薛府作为县丞府邸本应该在停风街,也就是在县衙附近,可是不知道什么原因薛府却离着县衙颇远,倒是离着溪山寺不远。
项二领着宁恪在街巷中穿行,虽然不在城里面住可是在这里生活也有将近一年了,他对这里很熟悉,没有走进一个死胡同里,节省了不少时间。
项二额头上全是汗水,这路上一个人都没有,他是真的有点慌,要不是还有宁恪和他一起,他是一步都不敢走,这时候他倒是希望宁恪能一直带着他,虽说宁恪也不是善茬,但他看的出来宁恪不会无缘无故杀人。
……
溪山寺
一个不知名的牢室内
十九个人已经全部醒了,他们身上还绑着绳子,活动是能活动,像是蚯蚓一样或者滚动都行,但就这绑人的技术来说,一时半会想要解开是不可能了。

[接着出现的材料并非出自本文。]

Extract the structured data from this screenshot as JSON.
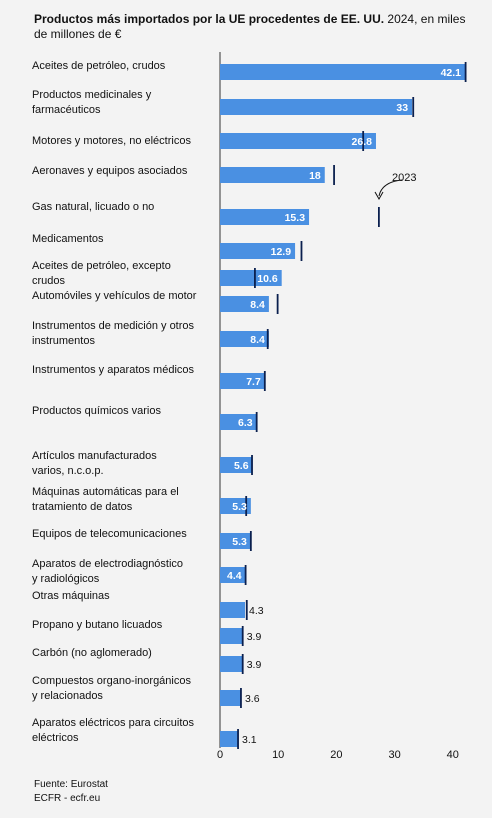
{
  "header": {
    "title_bold": "Productos más importados por la UE procedentes de EE. UU.",
    "subtitle": " 2024, en miles de millones de €"
  },
  "footer": {
    "source": "Fuente: Eurostat",
    "credit": "ECFR - ecfr.eu"
  },
  "chart_data": {
    "type": "bar",
    "orientation": "horizontal",
    "categories": [
      "Aceites de petróleo, crudos",
      "Productos medicinales y farmacéuticos",
      "Motores y motores, no eléctricos",
      "Aeronaves y equipos asociados",
      "Gas natural, licuado o no",
      "Medicamentos",
      "Aceites de petróleo, excepto crudos",
      "Automóviles y vehículos de motor",
      "Instrumentos de medición y otros instrumentos",
      "Instrumentos y aparatos médicos",
      "Productos químicos varios",
      "Artículos manufacturados varios, n.c.o.p.",
      "Máquinas automáticas para el tratamiento de datos",
      "Equipos de telecomunicaciones",
      "Aparatos de electrodiagnóstico y radiológicos",
      "Otras máquinas",
      "Propano y butano licuados",
      "Carbón (no aglomerado)",
      "Compuestos organo-inorgánicos y relacionados",
      "Aparatos eléctricos para circuitos eléctricos"
    ],
    "series": [
      {
        "name": "",
        "values": [
          42.1,
          33,
          26.8,
          18,
          15.3,
          12.9,
          10.6,
          8.4,
          8.4,
          7.7,
          6.3,
          5.6,
          5.3,
          5.3,
          4.4,
          4.3,
          3.9,
          3.9,
          3.6,
          3.1
        ],
        "value_labels": [
          "42.1",
          "33",
          "26.8",
          "18",
          "15.3",
          "12.9",
          "10.6",
          "8.4",
          "8.4",
          "7.7",
          "6.3",
          "5.6",
          "5.3",
          "5.3",
          "4.4",
          "4.3",
          "3.9",
          "3.9",
          "3.6",
          "3.1"
        ]
      },
      {
        "name": "2023",
        "values": [
          42.2,
          33.2,
          24.6,
          19.6,
          27.3,
          14,
          6,
          9.9,
          8.2,
          7.7,
          6.3,
          5.5,
          4.5,
          5.3,
          4.4,
          4.6,
          3.9,
          3.9,
          3.6,
          3.1
        ]
      }
    ],
    "annotation": "2023",
    "xticks": [
      0,
      10,
      20,
      30,
      40
    ],
    "xlim": [
      0,
      44
    ],
    "grid": false,
    "colors": {
      "bar": "#4a90e2",
      "marker": "#0a1f4e",
      "background": "#f3f3f3"
    }
  }
}
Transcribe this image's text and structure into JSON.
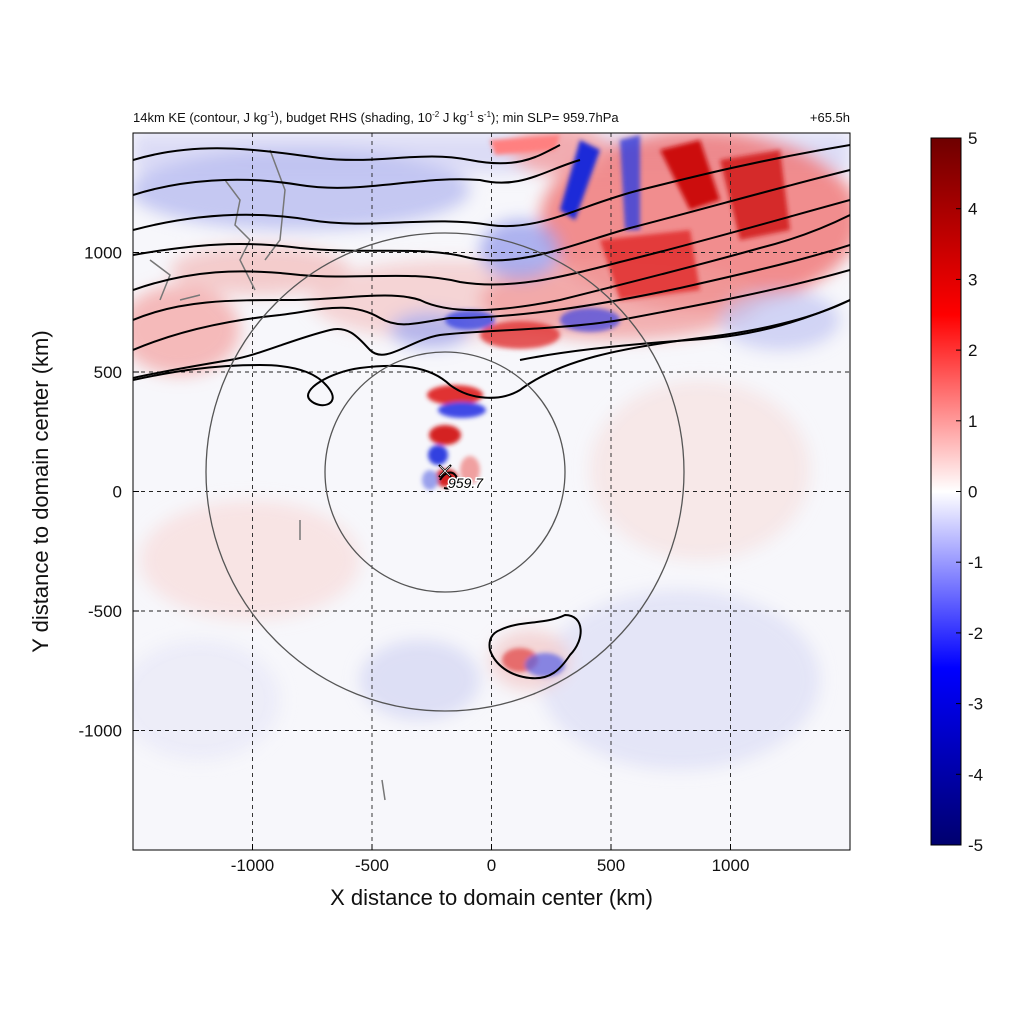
{
  "title": {
    "left_prefix": "14km KE (contour, J kg",
    "left_exp1": "-1",
    "left_mid1": "), budget RHS (shading, 10",
    "left_exp2": "-2",
    "left_mid2": " J kg",
    "left_exp3": "-1",
    "left_mid3": " s",
    "left_exp4": "-1",
    "left_suffix": "); min SLP= 959.7hPa",
    "right": "+65.5h"
  },
  "axes": {
    "xlabel": "X distance to domain center (km)",
    "ylabel": "Y distance to domain center (km)",
    "xlim": [
      -1500,
      1500
    ],
    "ylim": [
      -1500,
      1500
    ],
    "xticks": [
      -1000,
      -500,
      0,
      500,
      1000
    ],
    "yticks": [
      1000,
      500,
      0,
      -500,
      -1000
    ]
  },
  "colorbar": {
    "min": -5,
    "max": 5,
    "ticks": [
      5,
      4,
      3,
      2,
      1,
      0,
      -1,
      -2,
      -3,
      -4,
      -5
    ],
    "colors": [
      "#00006e",
      "#0000ff",
      "#ffffff",
      "#ff0000",
      "#6e0000"
    ]
  },
  "storm": {
    "marker": "x-marker",
    "label": "959.7",
    "center_km": [
      -190,
      80
    ]
  },
  "range_rings_km": [
    500,
    1000
  ],
  "chart_data": {
    "type": "heatmap",
    "title": "14km KE (contour, J kg-1), budget RHS (shading, 10-2 J kg-1 s-1); min SLP= 959.7hPa",
    "time_label": "+65.5h",
    "xlabel": "X distance to domain center (km)",
    "ylabel": "Y distance to domain center (km)",
    "xlim": [
      -1500,
      1500
    ],
    "ylim": [
      -1500,
      1500
    ],
    "colorbar_range": [
      -5,
      5
    ],
    "grid": true,
    "min_slp_hpa": 959.7
  }
}
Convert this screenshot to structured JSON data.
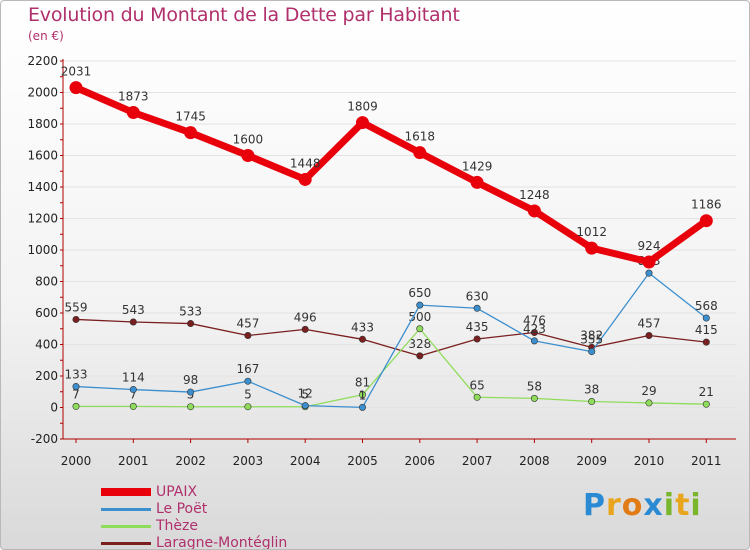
{
  "title": "Evolution du Montant de la Dette par Habitant",
  "unit": "(en €)",
  "brand": {
    "text": "Proxiti",
    "letters": [
      {
        "ch": "P",
        "color": "#2a8ad4"
      },
      {
        "ch": "r",
        "color": "#e8a51d"
      },
      {
        "ch": "o",
        "color": "#e07b15"
      },
      {
        "ch": "x",
        "color": "#2a8ad4"
      },
      {
        "ch": "i",
        "color": "#7ab62c"
      },
      {
        "ch": "t",
        "color": "#e8a51d"
      },
      {
        "ch": "i",
        "color": "#7ab62c"
      }
    ]
  },
  "chart_data": {
    "type": "line",
    "title": "Evolution du Montant de la Dette par Habitant",
    "ylabel": "(en €)",
    "xlabel": "",
    "ylim": [
      -200,
      2200
    ],
    "yticks": [
      -200,
      0,
      200,
      400,
      600,
      800,
      1000,
      1200,
      1400,
      1600,
      1800,
      2000,
      2200
    ],
    "categories": [
      "2000",
      "2001",
      "2002",
      "2003",
      "2004",
      "2005",
      "2006",
      "2007",
      "2008",
      "2009",
      "2010",
      "2011"
    ],
    "legend_position": "bottom-left",
    "series": [
      {
        "name": "UPAIX",
        "color": "#e8000b",
        "values": [
          2031,
          1873,
          1745,
          1600,
          1448,
          1809,
          1618,
          1429,
          1248,
          1012,
          924,
          1186
        ]
      },
      {
        "name": "Le Poët",
        "color": "#3b8fcf",
        "values": [
          133,
          114,
          98,
          167,
          12,
          1,
          650,
          630,
          423,
          355,
          853,
          568
        ]
      },
      {
        "name": "Thèze",
        "color": "#8fdc5a",
        "values": [
          7,
          7,
          5,
          5,
          5,
          81,
          500,
          65,
          58,
          38,
          29,
          21
        ]
      },
      {
        "name": "Laragne-Montéglin",
        "color": "#7a1f1f",
        "values": [
          559,
          543,
          533,
          457,
          496,
          433,
          328,
          435,
          476,
          382,
          457,
          415
        ]
      }
    ]
  }
}
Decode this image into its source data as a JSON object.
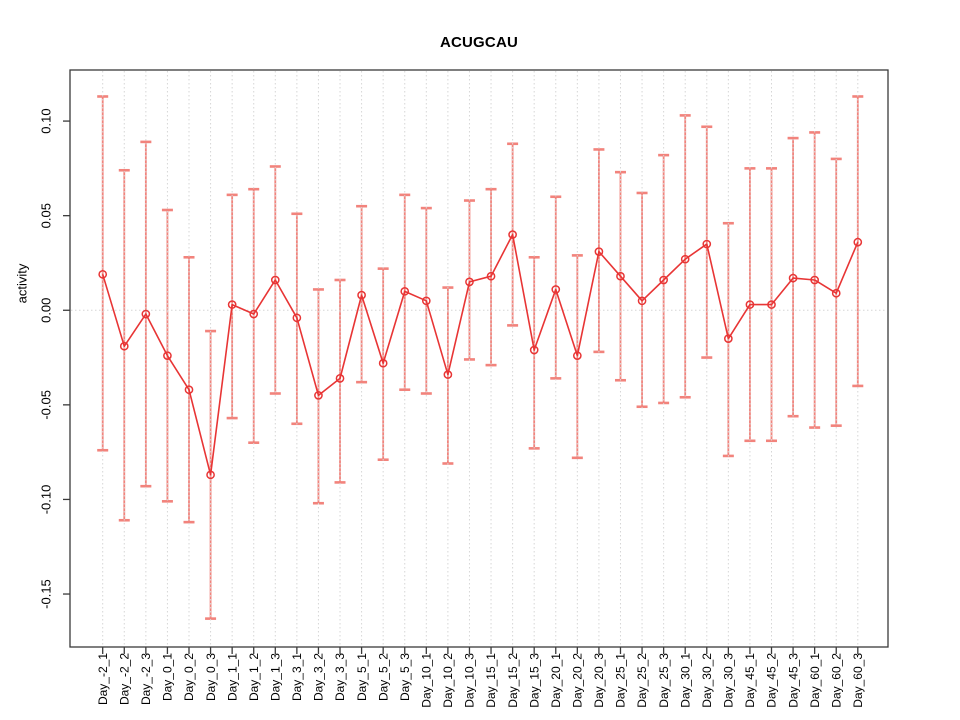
{
  "chart_data": {
    "type": "line",
    "title": "ACUGCAU",
    "xlabel": "",
    "ylabel": "activity",
    "categories": [
      "Day_-2_1",
      "Day_-2_2",
      "Day_-2_3",
      "Day_0_1",
      "Day_0_2",
      "Day_0_3",
      "Day_1_1",
      "Day_1_2",
      "Day_1_3",
      "Day_3_1",
      "Day_3_2",
      "Day_3_3",
      "Day_5_1",
      "Day_5_2",
      "Day_5_3",
      "Day_10_1",
      "Day_10_2",
      "Day_10_3",
      "Day_15_1",
      "Day_15_2",
      "Day_15_3",
      "Day_20_1",
      "Day_20_2",
      "Day_20_3",
      "Day_25_1",
      "Day_25_2",
      "Day_25_3",
      "Day_30_1",
      "Day_30_2",
      "Day_30_3",
      "Day_45_1",
      "Day_45_2",
      "Day_45_3",
      "Day_60_1",
      "Day_60_2",
      "Day_60_3"
    ],
    "series": [
      {
        "name": "activity",
        "values": [
          0.019,
          -0.019,
          -0.002,
          -0.024,
          -0.042,
          -0.087,
          0.003,
          -0.002,
          0.016,
          -0.004,
          -0.045,
          -0.036,
          0.008,
          -0.028,
          0.01,
          0.005,
          -0.034,
          0.015,
          0.018,
          0.04,
          -0.021,
          0.011,
          -0.024,
          0.031,
          0.018,
          0.005,
          0.016,
          0.027,
          0.035,
          -0.015,
          0.003,
          0.003,
          0.017,
          0.016,
          0.009,
          0.036
        ],
        "err_low": [
          -0.074,
          -0.111,
          -0.093,
          -0.101,
          -0.112,
          -0.163,
          -0.057,
          -0.07,
          -0.044,
          -0.06,
          -0.102,
          -0.091,
          -0.038,
          -0.079,
          -0.042,
          -0.044,
          -0.081,
          -0.026,
          -0.029,
          -0.008,
          -0.073,
          -0.036,
          -0.078,
          -0.022,
          -0.037,
          -0.051,
          -0.049,
          -0.046,
          -0.025,
          -0.077,
          -0.069,
          -0.069,
          -0.056,
          -0.062,
          -0.061,
          -0.04
        ],
        "err_high": [
          0.113,
          0.074,
          0.089,
          0.053,
          0.028,
          -0.011,
          0.061,
          0.064,
          0.076,
          0.051,
          0.011,
          0.016,
          0.055,
          0.022,
          0.061,
          0.054,
          0.012,
          0.058,
          0.064,
          0.088,
          0.028,
          0.06,
          0.029,
          0.085,
          0.073,
          0.062,
          0.082,
          0.103,
          0.097,
          0.046,
          0.075,
          0.075,
          0.091,
          0.094,
          0.08,
          0.113
        ]
      }
    ],
    "ytick_labels": [
      "0.10",
      "0.05",
      "0.00",
      "-0.05",
      "-0.10",
      "-0.15"
    ],
    "ytick_values": [
      0.1,
      0.05,
      0.0,
      -0.05,
      -0.1,
      -0.15
    ],
    "ylim": [
      -0.178,
      0.127
    ],
    "grid": {
      "vertical_dotted_per_category": true,
      "horizontal_dotted_at_zero": true
    },
    "legend": "none",
    "marker": "open-circle",
    "colors": {
      "line": "#e83535",
      "error_bar": "#f2837c",
      "grid": "#d6d6d6",
      "axis": "#3a3a3a",
      "text": "#000000",
      "background": "#ffffff"
    }
  }
}
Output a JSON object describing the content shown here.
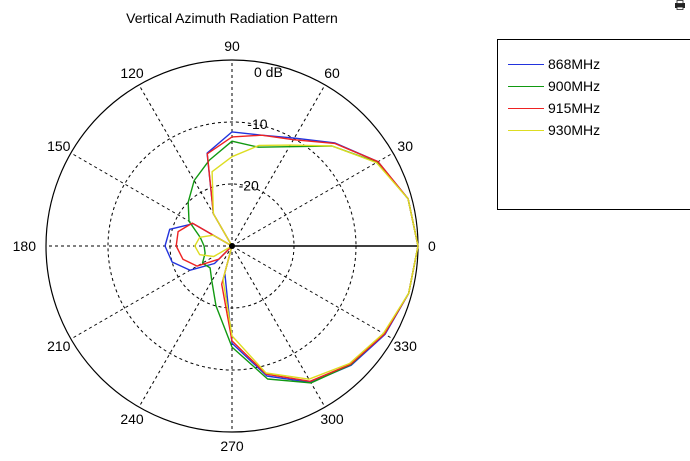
{
  "chart_data": {
    "type": "polar-line",
    "title": "Vertical Azimuth Radiation Pattern",
    "radial_unit_label": "0 dB",
    "radial_tick_labels": [
      "-10",
      "-20"
    ],
    "radial_range_db": [
      -30,
      0
    ],
    "radial_ticks_db": [
      0,
      -10,
      -20
    ],
    "angle_tick_labels": [
      "0",
      "30",
      "60",
      "90",
      "120",
      "150",
      "180",
      "210",
      "240",
      "270",
      "300",
      "330"
    ],
    "angle_ticks_deg": [
      0,
      30,
      60,
      90,
      120,
      150,
      180,
      210,
      240,
      270,
      300,
      330
    ],
    "grid": true,
    "legend_position": "right",
    "angles_deg": [
      0,
      15,
      30,
      45,
      60,
      75,
      90,
      105,
      120,
      135,
      150,
      165,
      180,
      195,
      210,
      225,
      240,
      255,
      270,
      285,
      300,
      315,
      330,
      345,
      360
    ],
    "series": [
      {
        "name": "868MHz",
        "color": "#2233dd",
        "values_db": [
          0,
          -0.6,
          -2.8,
          -6.5,
          -9.9,
          -11.5,
          -11.6,
          -14.5,
          -24,
          -30,
          -22.8,
          -19.6,
          -19.2,
          -20,
          -22.2,
          -26,
          -30,
          -25.5,
          -14.3,
          -8.3,
          -4.6,
          -2.8,
          -1.5,
          -0.5,
          0
        ]
      },
      {
        "name": "900MHz",
        "color": "#119911",
        "values_db": [
          0,
          -0.6,
          -3,
          -7.2,
          -11.5,
          -13.5,
          -13.1,
          -15.7,
          -17.8,
          -20,
          -22,
          -24.7,
          -25.5,
          -25.5,
          -24.5,
          -25,
          -23.5,
          -20,
          -13.7,
          -7.8,
          -4.5,
          -2.9,
          -1.7,
          -0.5,
          0
        ]
      },
      {
        "name": "915MHz",
        "color": "#ee2222",
        "values_db": [
          0,
          -0.6,
          -2.8,
          -6.6,
          -10.2,
          -11.5,
          -12.4,
          -14.6,
          -24,
          -30,
          -22.6,
          -21,
          -21,
          -21.8,
          -23.5,
          -27,
          -30,
          -23.6,
          -14.7,
          -8.6,
          -4.8,
          -3,
          -1.6,
          -0.5,
          0
        ]
      },
      {
        "name": "930MHz",
        "color": "#dddd22",
        "values_db": [
          0,
          -0.6,
          -3.1,
          -7.2,
          -11.2,
          -13.2,
          -15.6,
          -17.6,
          -24,
          -30,
          -26.5,
          -24.6,
          -24,
          -24.6,
          -26.6,
          -30,
          -30,
          -24.4,
          -15.5,
          -8.8,
          -5.2,
          -3.2,
          -1.8,
          -0.5,
          0
        ]
      }
    ]
  },
  "corner_icon": "printer-icon"
}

“老王,你到底有没有办法啊?”裴延大声喊道,底气十足,但其实只是虚张声势,在这种情况下如果意志消沉更容易出事。
“小声点,就你有嘴?我自有办法,现在就等着有人进来,大家都别急,耐心等待。”王全福淡淡的说道,一副胸有成竹的样子。
他真有办法吗?
他自己也不知道。
现在身上绑着绳子,除非解开,要不然什么也干不了,他之所以这么说是为了稳定大家的情绪。
他和裴延一问一答之间让‘大家放心’这一思想深入人心。
裴延和大部分人倒在一起,拉着众人闲聊,也是为了分散注意力。
王全福和林立在稍远的地方,这么多人里面只有林立的手能稍微活动一点,但也仅限于手指,这就很不错了,两个人背对着背,林立用那能略微活动的手指试着把王全福的绳子解开。